Below, the noise drew the horde. Zombies surged from every direction, howling and snarling as they swarmed toward the building.
The structure beneath her feet was only ten stories tall, surrounded by a sprawl of equally low- rise buildings packed far too close together.
Firestone had grown out of its chemical plants, and though the city’s economy had flourished, the housing here had barely advanced past makeshift, village–style blocks.
Factory bosses pocketed the money; migrant workers couldn’t dream of buying property nearby. Even real estate developers largely ignored this district.
That left a jungle of self–built apartment houses–six, seven stories tall at most–thrown up as cheap lodgings for the labor force.
The building Theresa stood on was a mixed–use block, its walls plastered with sun–bleached signs: cheap tutoring services, prepaid cell plans, hot–and–spicy chips, cash advance loans, and drain cleaner.
Local ads at their rawest.
Beneath them, a tangle of sagging wires and jutting laundry poles connected one building to the next.

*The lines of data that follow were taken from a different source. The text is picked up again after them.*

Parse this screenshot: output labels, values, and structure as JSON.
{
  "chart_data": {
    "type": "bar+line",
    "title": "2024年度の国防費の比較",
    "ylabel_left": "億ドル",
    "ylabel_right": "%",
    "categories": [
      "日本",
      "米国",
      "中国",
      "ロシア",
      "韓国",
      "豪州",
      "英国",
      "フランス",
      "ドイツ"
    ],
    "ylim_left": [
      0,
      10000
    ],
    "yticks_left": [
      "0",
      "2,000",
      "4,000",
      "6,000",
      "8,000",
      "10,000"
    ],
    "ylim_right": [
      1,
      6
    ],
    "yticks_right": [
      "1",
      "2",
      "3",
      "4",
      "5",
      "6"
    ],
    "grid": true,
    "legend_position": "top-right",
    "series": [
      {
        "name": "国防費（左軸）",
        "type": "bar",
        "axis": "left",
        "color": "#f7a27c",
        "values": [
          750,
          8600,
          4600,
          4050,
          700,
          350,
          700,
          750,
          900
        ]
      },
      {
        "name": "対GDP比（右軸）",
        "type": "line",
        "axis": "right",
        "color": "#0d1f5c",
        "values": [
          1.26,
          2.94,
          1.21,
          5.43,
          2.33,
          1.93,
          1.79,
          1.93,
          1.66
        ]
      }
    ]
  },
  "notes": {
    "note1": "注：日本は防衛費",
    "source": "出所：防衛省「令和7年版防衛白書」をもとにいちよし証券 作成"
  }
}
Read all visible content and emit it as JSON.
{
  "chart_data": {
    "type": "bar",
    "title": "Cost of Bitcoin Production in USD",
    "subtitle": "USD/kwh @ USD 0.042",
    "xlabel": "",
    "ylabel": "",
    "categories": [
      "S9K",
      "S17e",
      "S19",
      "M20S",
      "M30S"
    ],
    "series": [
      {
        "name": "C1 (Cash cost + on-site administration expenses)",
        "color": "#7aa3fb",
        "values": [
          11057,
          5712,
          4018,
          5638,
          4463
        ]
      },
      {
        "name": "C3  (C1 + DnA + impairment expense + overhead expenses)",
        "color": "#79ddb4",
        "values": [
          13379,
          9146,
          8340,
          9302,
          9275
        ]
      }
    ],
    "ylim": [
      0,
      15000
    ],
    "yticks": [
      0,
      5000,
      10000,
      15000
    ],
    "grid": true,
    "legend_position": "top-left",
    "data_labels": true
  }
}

The gaps between rooftops were so narrow that, before the world ended, this place would have been a parkour paradise.
Now, there was no ground left to land on–only a roiling sea of the dead.
The building itself began to shudder under the assault.
“Roar!”
“Roar!”
“Roar!”
Thousands of zombies hurled themselves at the crumbling structure, their collective impact rattling the walls like an earthquake.
The horde had surrounded them.
“Run with me!” Theresa barked. After a single glance at the three–yard gap to the next rooftop, she vaulted the safety railing and caught hold of a metal billboard frame, half her body hanging out over the abyss.